Industry View| Ira Winkler on Awareness Training
Awareness training is great when people can hurt only themselves. But when people can hurt others, stronger measures are required
By Ira Winkler
June 30, 2008 —
During the recent RSA Conference in San Francisco, I was part of a panel organized by the National Cyber Security Alliance (NCSA). The subject was botnets, and the copanelists included people from the Department of Homeland Security, the FBI, McAfee and, of course, the NCSA.
As the panel went on, I became aware of an incredible irony that I was the person who was most against awareness training. After all, if you read any of my books, you will see that I state that awareness training is the most effective security expenditure.
Now I am accusing people who rely on awareness training as being negligent. I had to reassess my arguments.
A few years ago, if you told me that the Department of Homeland Security had a group of people assigned to do nothing but awareness training, I would have responded that it was a long time in coming. I would have praised them for finally putting money proactively toward trying to deal with the most common cause of security vulnerabilities: poor security awareness, ignorance, apathy, and so on.
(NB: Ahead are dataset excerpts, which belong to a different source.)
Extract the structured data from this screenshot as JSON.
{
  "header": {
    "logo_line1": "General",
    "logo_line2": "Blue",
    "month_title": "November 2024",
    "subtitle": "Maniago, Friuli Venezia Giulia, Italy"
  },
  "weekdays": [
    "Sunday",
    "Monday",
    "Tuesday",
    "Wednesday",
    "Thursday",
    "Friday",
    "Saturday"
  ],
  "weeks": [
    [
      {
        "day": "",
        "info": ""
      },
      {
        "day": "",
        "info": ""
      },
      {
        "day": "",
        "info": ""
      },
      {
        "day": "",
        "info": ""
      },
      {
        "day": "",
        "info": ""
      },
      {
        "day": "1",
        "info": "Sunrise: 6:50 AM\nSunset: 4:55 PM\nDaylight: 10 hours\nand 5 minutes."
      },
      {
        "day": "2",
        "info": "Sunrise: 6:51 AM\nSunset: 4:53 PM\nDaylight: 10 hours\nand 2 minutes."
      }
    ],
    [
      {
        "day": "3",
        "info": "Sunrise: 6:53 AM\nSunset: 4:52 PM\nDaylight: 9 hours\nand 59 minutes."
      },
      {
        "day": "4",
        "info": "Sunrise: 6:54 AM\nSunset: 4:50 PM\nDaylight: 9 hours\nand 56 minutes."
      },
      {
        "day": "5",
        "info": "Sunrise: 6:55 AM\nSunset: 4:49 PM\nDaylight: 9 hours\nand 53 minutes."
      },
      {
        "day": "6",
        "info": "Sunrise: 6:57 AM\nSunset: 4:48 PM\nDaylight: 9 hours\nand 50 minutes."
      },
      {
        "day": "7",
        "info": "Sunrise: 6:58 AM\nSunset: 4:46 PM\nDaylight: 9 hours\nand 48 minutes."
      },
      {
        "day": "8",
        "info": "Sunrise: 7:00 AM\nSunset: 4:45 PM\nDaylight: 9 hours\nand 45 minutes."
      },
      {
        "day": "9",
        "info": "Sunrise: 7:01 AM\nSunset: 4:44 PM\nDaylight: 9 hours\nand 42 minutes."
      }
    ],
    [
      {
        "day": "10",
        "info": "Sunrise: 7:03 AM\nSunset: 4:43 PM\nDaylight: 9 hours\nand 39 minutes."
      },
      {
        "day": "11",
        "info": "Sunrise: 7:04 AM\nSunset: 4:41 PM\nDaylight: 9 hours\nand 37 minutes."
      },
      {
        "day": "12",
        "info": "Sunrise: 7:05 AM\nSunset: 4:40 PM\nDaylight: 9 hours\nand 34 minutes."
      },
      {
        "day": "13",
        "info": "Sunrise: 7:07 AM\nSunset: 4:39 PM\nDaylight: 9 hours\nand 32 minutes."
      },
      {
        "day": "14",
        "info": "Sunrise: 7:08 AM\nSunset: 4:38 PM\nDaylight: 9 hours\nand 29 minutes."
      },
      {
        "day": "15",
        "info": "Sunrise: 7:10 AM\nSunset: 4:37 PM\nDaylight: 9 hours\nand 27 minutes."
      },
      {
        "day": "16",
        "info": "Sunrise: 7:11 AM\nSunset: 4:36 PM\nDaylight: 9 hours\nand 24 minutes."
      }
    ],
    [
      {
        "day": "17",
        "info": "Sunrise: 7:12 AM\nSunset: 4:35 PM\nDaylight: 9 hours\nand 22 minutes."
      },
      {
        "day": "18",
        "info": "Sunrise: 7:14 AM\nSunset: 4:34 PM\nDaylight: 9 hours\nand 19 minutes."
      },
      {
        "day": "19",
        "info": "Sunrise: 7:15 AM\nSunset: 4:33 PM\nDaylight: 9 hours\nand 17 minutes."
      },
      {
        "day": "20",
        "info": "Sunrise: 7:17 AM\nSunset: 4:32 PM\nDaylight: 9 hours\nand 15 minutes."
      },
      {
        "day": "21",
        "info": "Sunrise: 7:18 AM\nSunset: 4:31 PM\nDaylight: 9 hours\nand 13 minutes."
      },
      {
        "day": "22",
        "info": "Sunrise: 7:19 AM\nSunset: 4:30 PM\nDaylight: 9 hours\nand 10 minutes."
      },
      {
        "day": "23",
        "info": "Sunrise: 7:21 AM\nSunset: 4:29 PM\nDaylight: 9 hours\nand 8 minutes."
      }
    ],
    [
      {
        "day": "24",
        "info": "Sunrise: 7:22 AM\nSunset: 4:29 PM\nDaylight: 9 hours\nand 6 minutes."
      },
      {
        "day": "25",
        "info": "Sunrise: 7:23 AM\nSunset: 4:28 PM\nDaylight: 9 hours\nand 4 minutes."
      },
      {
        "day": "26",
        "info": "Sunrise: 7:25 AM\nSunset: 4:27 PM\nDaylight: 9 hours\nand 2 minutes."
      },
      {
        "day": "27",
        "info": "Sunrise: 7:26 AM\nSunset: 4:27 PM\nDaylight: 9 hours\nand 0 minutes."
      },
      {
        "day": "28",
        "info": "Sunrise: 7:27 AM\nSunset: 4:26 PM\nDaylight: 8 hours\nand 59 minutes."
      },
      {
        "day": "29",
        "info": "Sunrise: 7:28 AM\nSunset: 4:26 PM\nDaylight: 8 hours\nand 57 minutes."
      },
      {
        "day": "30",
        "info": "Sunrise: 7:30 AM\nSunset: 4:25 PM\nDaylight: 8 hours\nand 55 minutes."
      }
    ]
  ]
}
Now I end up criticizing the DHS for being poorly proactive in their reliance on and touting of their security awareness campaign. Again, my mind was spinning to try to figure out where this disconnect was coming from.
I pretty soon realized the issue. Previously, when people exercised poor security awareness, they hurt themselves.
Now the big problem is that when they exercise poor security awareness, they hurt others. It completely changes the model, at least in my mind.
Before, when people left themselves vulnerable, they were the victim of a crime. They were the people who had their identity stolen. They were the people whose computers were trashed. They were the people who suffered in the end. Now, these "victims" are the facilitators of crimes against others. They are the enablers, the unwitting accomplices. These "victims" are the drivers of crimes.
So, essentially, I realized that awareness training is appropriate when people can hurt only themselves. However when people can hurt others, we need laws to protect ourselves from these people and to force them to secure themselves or to get off the Internet.
The root of all botnets is the poorly protected computers that are compromised. These poorly protected computers are typically poorly maintained PCs that run without basic software updates and security software enabled. If the PC user were the only victim, I couldn't care less. However, the reality is that these PCs enable distributed denial-of service attacks, which enable extortion against people and organizations that are doing everything right. They are the source of phishing attacks, which raise bank and credit card rates in the long run. They enable identity theft. They raise costs for computer bandwidth.